ECLI:NL:RBDOR:2012:BX6955
Rechtbank Dordrecht
- Eerste aanleg - enkelvoudig
- M.A.J.M. van Sprundel-Jansen
- Rechtspraak.nl
Executiegeschil inzake dwangbevel en bijstandsuitkering
In deze zaak, die voor de Rechtbank Dordrecht werd behandeld, hebben eisers, wonende te Leerdam, een vordering ingesteld tegen de Regionale Sociale Dienst en Kredietbank Alblasserwaard/Vijfheerenlanden (RSD) naar aanleiding van een dwangbevel dat door de RSD was uitgevaardigd. De RSD had op 8 december 2010 besloten de bijstandsuitkering van eisers met ingang van 1 november 2010 te beëindigen en had daarnaast het recht op bijstand over een eerdere periode ingetrokken, wat resulteerde in een terugvordering van € 37.809,99. Eisers hebben bezwaar gemaakt tegen deze besluiten, maar hun beroep werd ongegrond verklaard. De RSD heeft vervolgens een dwangbevel uitgevaardigd voor het terug te vorderen bedrag.

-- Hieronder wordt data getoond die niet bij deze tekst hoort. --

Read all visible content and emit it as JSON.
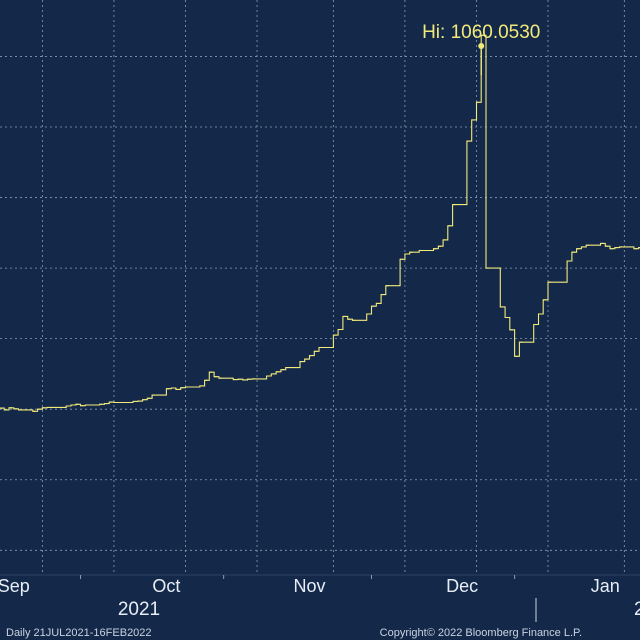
{
  "chart_data": {
    "type": "line",
    "title": "",
    "xlabel": "",
    "ylabel": "",
    "period_label": "Daily 21JUL2021-16FEB2022",
    "copyright": "Copyright© 2022 Bloomberg Finance L.P.",
    "month_ticks": [
      "Sep",
      "Oct",
      "Nov",
      "Dec",
      "Jan"
    ],
    "year_labels": [
      "2021",
      "2"
    ],
    "grid": true,
    "colors": {
      "background": "#14294a",
      "line": "#f2ea7a",
      "grid": "#8a9bb5",
      "text": "#e8edf5"
    },
    "annotation": {
      "label": "Hi: 1060.0530",
      "value": 1060.053,
      "date": "2021-12-09"
    },
    "ylim": [
      -470,
      1160
    ],
    "series": [
      {
        "values": [
          [
            "2021-08-28",
            0
          ],
          [
            "2021-08-30",
            3
          ],
          [
            "2021-08-31",
            -2
          ],
          [
            "2021-09-01",
            4
          ],
          [
            "2021-09-02",
            1
          ],
          [
            "2021-09-03",
            -2
          ],
          [
            "2021-09-06",
            -6
          ],
          [
            "2021-09-07",
            0
          ],
          [
            "2021-09-08",
            4
          ],
          [
            "2021-09-09",
            5
          ],
          [
            "2021-09-10",
            5
          ],
          [
            "2021-09-13",
            9
          ],
          [
            "2021-09-14",
            12
          ],
          [
            "2021-09-15",
            14
          ],
          [
            "2021-09-16",
            10
          ],
          [
            "2021-09-17",
            12
          ],
          [
            "2021-09-20",
            14
          ],
          [
            "2021-09-21",
            16
          ],
          [
            "2021-09-22",
            20
          ],
          [
            "2021-09-23",
            19
          ],
          [
            "2021-09-24",
            19
          ],
          [
            "2021-09-27",
            22
          ],
          [
            "2021-09-28",
            23
          ],
          [
            "2021-09-29",
            27
          ],
          [
            "2021-09-30",
            31
          ],
          [
            "2021-10-01",
            40
          ],
          [
            "2021-10-04",
            58
          ],
          [
            "2021-10-05",
            60
          ],
          [
            "2021-10-06",
            56
          ],
          [
            "2021-10-07",
            61
          ],
          [
            "2021-10-08",
            63
          ],
          [
            "2021-10-11",
            66
          ],
          [
            "2021-10-12",
            82
          ],
          [
            "2021-10-13",
            105
          ],
          [
            "2021-10-14",
            92
          ],
          [
            "2021-10-15",
            88
          ],
          [
            "2021-10-18",
            84
          ],
          [
            "2021-10-19",
            85
          ],
          [
            "2021-10-20",
            83
          ],
          [
            "2021-10-21",
            85
          ],
          [
            "2021-10-22",
            86
          ],
          [
            "2021-10-25",
            94
          ],
          [
            "2021-10-26",
            100
          ],
          [
            "2021-10-27",
            106
          ],
          [
            "2021-10-28",
            112
          ],
          [
            "2021-10-29",
            118
          ],
          [
            "2021-11-01",
            135
          ],
          [
            "2021-11-02",
            142
          ],
          [
            "2021-11-03",
            152
          ],
          [
            "2021-11-04",
            164
          ],
          [
            "2021-11-05",
            175
          ],
          [
            "2021-11-08",
            210
          ],
          [
            "2021-11-09",
            226
          ],
          [
            "2021-11-10",
            263
          ],
          [
            "2021-11-11",
            255
          ],
          [
            "2021-11-12",
            252
          ],
          [
            "2021-11-15",
            270
          ],
          [
            "2021-11-16",
            292
          ],
          [
            "2021-11-17",
            300
          ],
          [
            "2021-11-18",
            325
          ],
          [
            "2021-11-19",
            350
          ],
          [
            "2021-11-22",
            425
          ],
          [
            "2021-11-23",
            440
          ],
          [
            "2021-11-24",
            445
          ],
          [
            "2021-11-26",
            450
          ],
          [
            "2021-11-29",
            455
          ],
          [
            "2021-11-30",
            462
          ],
          [
            "2021-12-01",
            480
          ],
          [
            "2021-12-02",
            520
          ],
          [
            "2021-12-03",
            580
          ],
          [
            "2021-12-06",
            760
          ],
          [
            "2021-12-07",
            820
          ],
          [
            "2021-12-08",
            870
          ],
          [
            "2021-12-09",
            1060
          ],
          [
            "2021-12-10",
            400
          ],
          [
            "2021-12-13",
            290
          ],
          [
            "2021-12-14",
            260
          ],
          [
            "2021-12-15",
            225
          ],
          [
            "2021-12-16",
            150
          ],
          [
            "2021-12-17",
            190
          ],
          [
            "2021-12-20",
            240
          ],
          [
            "2021-12-21",
            270
          ],
          [
            "2021-12-22",
            310
          ],
          [
            "2021-12-23",
            360
          ],
          [
            "2021-12-27",
            420
          ],
          [
            "2021-12-28",
            445
          ],
          [
            "2021-12-29",
            455
          ],
          [
            "2021-12-30",
            460
          ],
          [
            "2021-12-31",
            465
          ],
          [
            "2022-01-03",
            470
          ],
          [
            "2022-01-04",
            462
          ],
          [
            "2022-01-05",
            455
          ],
          [
            "2022-01-06",
            458
          ],
          [
            "2022-01-07",
            460
          ],
          [
            "2022-01-10",
            455
          ],
          [
            "2022-01-11",
            458
          ]
        ]
      }
    ]
  }
}
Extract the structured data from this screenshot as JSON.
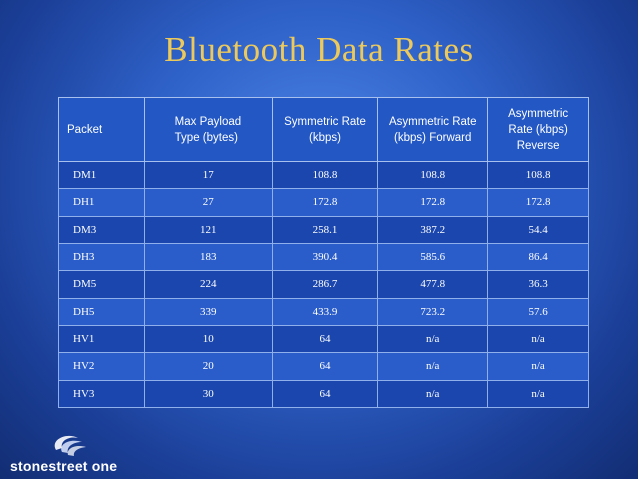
{
  "title": "Bluetooth Data Rates",
  "table": {
    "headers": [
      "Packet",
      "Max Payload\nType     (bytes)",
      "Symmetric Rate\n(kbps)",
      "Asymmetric Rate\n(kbps) Forward",
      "Asymmetric\nRate (kbps)\nReverse"
    ],
    "rows": [
      [
        "DM1",
        "17",
        "108.8",
        "108.8",
        "108.8"
      ],
      [
        "DH1",
        "27",
        "172.8",
        "172.8",
        "172.8"
      ],
      [
        "DM3",
        "121",
        "258.1",
        "387.2",
        "54.4"
      ],
      [
        "DH3",
        "183",
        "390.4",
        "585.6",
        "86.4"
      ],
      [
        "DM5",
        "224",
        "286.7",
        "477.8",
        "36.3"
      ],
      [
        "DH5",
        "339",
        "433.9",
        "723.2",
        "57.6"
      ],
      [
        "HV1",
        "10",
        "64",
        "n/a",
        "n/a"
      ],
      [
        "HV2",
        "20",
        "64",
        "n/a",
        "n/a"
      ],
      [
        "HV3",
        "30",
        "64",
        "n/a",
        "n/a"
      ]
    ]
  },
  "logo": {
    "text": "stonestreet one",
    "icon": "swirl-logo-icon"
  },
  "colors": {
    "title": "#ecc95a",
    "background": "#2f62c9",
    "table_row_dark": "#1a46ad",
    "table_row_light": "#2a5dc9"
  }
}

Eisers vorderden dat de rechtbank het dwangbevel buiten effect zou stellen, of in ieder geval zou schorsen voor de duur van de lopende bestuursrechtelijke beroepsprocedure. De RSD voerde aan dat de mogelijkheid tot verzet tegen het dwangbevel niet meer bestond door de inwerkingtreding van de vierde tranche van de Algemene wet bestuursrecht (Awb) per 1 juli 2009. De rechtbank oordeelde dat de executierechter slechts kan ingrijpen als er sprake is van een juridische of feitelijke misslag in het dwangbevel, wat in dit geval niet aan de orde was.
De rechtbank concludeerde dat de RSD recht had om het dwangbevel uit te vaardigen en dat er geen redenen waren om de tenuitvoerlegging te schorsen. De vordering van eisers werd afgewezen en zij werden veroordeeld in de proceskosten. De rechtbank benadrukte dat de rechtmatigheid van het terugvorderingsbesluit nog niet definitief was vastgesteld, maar dat dit niet betekende dat de RSD niet tot executie kon overgaan zolang het besluit niet was vernietigd.